っていうかいじめは犯罪だって事は知ってるよ? そんな犯罪行為に手を染めるだなんて言いがかりにもほどがあるだろ! これは『イジリ』だから良いの」
「……!!」
頭に血がグワッ! と上るのを感じた林太郎は、教師の制止を振り切っていじめを行っていた皇帝の顔面に1発、鉄拳を叩き込んだ。
(!? あれは……林太郎!?)
凛香がかけつけた時には林太郎は既に先生に連れていかれてるところだった。
「林太郎! また何かやったの!?」
話を聞いてやってきた凛香が怒りと呆れの混ざった感情を出しながら義理の兄にそう言う。

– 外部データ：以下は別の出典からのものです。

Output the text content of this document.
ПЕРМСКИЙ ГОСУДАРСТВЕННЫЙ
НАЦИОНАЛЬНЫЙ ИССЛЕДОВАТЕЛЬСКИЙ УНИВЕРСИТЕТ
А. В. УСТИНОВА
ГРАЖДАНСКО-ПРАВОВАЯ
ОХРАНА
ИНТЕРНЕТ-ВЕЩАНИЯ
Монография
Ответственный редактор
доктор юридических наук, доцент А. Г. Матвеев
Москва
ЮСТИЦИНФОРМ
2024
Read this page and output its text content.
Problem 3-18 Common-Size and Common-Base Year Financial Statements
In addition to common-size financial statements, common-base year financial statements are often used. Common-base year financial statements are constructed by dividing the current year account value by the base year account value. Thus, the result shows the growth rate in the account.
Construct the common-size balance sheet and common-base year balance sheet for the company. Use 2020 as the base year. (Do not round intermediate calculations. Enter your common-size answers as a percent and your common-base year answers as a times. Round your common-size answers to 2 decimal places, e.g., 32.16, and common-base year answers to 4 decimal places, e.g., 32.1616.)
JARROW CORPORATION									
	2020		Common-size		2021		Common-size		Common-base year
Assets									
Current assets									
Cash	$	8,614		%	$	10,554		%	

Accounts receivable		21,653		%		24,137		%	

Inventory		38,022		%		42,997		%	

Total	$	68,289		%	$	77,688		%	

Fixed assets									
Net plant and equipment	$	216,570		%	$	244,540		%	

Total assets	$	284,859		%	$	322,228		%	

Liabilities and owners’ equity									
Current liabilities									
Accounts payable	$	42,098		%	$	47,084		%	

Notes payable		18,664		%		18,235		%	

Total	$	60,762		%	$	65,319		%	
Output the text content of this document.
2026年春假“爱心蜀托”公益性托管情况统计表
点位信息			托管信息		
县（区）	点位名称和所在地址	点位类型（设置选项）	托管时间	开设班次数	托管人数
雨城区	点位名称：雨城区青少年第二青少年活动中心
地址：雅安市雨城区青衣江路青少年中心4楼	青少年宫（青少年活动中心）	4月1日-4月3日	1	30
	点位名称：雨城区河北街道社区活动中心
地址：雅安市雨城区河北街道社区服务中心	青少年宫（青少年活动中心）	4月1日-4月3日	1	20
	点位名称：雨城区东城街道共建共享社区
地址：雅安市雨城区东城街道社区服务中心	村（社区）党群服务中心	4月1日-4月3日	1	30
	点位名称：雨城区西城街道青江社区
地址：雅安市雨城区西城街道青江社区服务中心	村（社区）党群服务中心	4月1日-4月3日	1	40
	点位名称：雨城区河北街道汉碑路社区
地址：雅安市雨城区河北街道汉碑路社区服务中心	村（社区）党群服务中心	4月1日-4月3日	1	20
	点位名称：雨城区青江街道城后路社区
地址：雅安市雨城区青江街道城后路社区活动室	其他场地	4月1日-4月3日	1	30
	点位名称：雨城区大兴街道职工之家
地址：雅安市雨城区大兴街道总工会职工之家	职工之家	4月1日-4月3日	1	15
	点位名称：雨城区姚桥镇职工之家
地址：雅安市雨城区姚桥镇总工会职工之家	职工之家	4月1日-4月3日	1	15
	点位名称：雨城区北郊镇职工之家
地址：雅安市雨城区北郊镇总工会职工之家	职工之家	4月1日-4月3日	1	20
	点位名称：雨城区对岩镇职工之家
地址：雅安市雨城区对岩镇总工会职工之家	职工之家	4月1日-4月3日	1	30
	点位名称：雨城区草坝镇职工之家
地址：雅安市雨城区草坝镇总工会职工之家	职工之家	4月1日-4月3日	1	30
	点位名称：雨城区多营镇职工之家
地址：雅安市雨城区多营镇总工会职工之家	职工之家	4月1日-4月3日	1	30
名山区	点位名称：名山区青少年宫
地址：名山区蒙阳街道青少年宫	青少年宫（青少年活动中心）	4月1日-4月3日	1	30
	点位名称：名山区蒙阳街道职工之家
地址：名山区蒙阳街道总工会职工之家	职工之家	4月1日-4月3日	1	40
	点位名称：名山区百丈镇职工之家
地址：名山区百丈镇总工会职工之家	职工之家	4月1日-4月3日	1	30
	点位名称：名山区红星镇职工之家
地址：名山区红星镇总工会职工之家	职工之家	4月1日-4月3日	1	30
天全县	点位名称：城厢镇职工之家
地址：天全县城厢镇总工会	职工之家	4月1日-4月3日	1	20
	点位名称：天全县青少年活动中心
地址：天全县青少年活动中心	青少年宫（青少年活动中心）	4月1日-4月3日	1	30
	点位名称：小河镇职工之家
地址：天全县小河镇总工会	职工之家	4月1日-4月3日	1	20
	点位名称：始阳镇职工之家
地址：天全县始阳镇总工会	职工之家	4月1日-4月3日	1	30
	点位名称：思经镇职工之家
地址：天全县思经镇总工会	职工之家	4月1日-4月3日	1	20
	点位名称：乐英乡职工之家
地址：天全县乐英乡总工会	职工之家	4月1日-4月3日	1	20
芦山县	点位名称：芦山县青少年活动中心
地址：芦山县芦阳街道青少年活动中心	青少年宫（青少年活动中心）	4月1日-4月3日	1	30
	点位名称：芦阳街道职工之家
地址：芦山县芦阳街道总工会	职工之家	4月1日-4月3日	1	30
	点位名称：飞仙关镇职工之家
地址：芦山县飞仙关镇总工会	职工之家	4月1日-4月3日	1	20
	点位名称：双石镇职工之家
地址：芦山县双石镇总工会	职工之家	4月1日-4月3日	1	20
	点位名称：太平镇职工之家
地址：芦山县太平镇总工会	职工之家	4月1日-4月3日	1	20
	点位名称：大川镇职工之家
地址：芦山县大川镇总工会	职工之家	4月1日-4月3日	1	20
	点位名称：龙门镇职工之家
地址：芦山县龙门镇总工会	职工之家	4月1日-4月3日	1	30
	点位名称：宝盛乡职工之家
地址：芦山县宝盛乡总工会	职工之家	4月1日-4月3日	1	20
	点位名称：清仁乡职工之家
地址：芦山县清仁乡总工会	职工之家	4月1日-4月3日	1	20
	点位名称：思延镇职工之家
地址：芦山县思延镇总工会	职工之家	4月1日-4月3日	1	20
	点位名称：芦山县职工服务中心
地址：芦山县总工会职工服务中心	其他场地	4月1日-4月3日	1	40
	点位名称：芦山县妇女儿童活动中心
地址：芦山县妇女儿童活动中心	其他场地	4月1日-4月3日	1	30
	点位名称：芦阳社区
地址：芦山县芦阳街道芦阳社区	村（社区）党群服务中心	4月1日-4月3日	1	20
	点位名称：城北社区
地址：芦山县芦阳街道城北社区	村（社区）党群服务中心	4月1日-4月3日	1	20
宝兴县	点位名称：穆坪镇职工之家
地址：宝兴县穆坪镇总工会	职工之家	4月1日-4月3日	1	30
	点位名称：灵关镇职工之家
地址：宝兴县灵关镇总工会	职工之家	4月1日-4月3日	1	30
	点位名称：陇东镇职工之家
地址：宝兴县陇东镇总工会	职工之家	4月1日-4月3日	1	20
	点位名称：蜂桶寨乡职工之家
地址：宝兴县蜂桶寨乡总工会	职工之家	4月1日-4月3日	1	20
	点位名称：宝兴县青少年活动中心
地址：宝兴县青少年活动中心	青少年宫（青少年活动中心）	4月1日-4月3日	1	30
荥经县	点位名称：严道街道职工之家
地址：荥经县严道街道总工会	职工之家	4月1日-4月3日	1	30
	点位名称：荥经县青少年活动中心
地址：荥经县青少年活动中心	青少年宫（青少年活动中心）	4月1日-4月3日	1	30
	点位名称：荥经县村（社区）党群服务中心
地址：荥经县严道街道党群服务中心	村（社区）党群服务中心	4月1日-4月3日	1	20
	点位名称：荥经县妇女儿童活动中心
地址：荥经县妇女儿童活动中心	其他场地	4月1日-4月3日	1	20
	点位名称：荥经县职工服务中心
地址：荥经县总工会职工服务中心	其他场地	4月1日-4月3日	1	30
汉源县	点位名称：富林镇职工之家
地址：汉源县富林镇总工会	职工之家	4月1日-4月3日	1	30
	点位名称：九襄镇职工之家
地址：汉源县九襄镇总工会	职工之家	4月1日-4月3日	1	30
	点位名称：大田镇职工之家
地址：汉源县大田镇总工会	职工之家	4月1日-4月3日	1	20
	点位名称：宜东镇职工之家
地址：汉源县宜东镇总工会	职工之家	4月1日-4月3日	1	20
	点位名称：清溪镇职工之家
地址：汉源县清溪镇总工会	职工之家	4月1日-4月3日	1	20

「よそのクラスの昴っていう子がいじめられていて、それを俺が止めたんだ。
先公は終始いじめをやってるやつの味方だし、そのいじめた皇帝とかいう奴は「いじめが犯罪なのは知ってる。俺がやってるのは『イジリ』だからいいの」だってよ。到底信じられん神経してやがる」
「!!」
「林太郎! 無駄話はやめろ! さぁ来るんだ!」
教師は林太郎を連れて生徒指導室へと入っていった。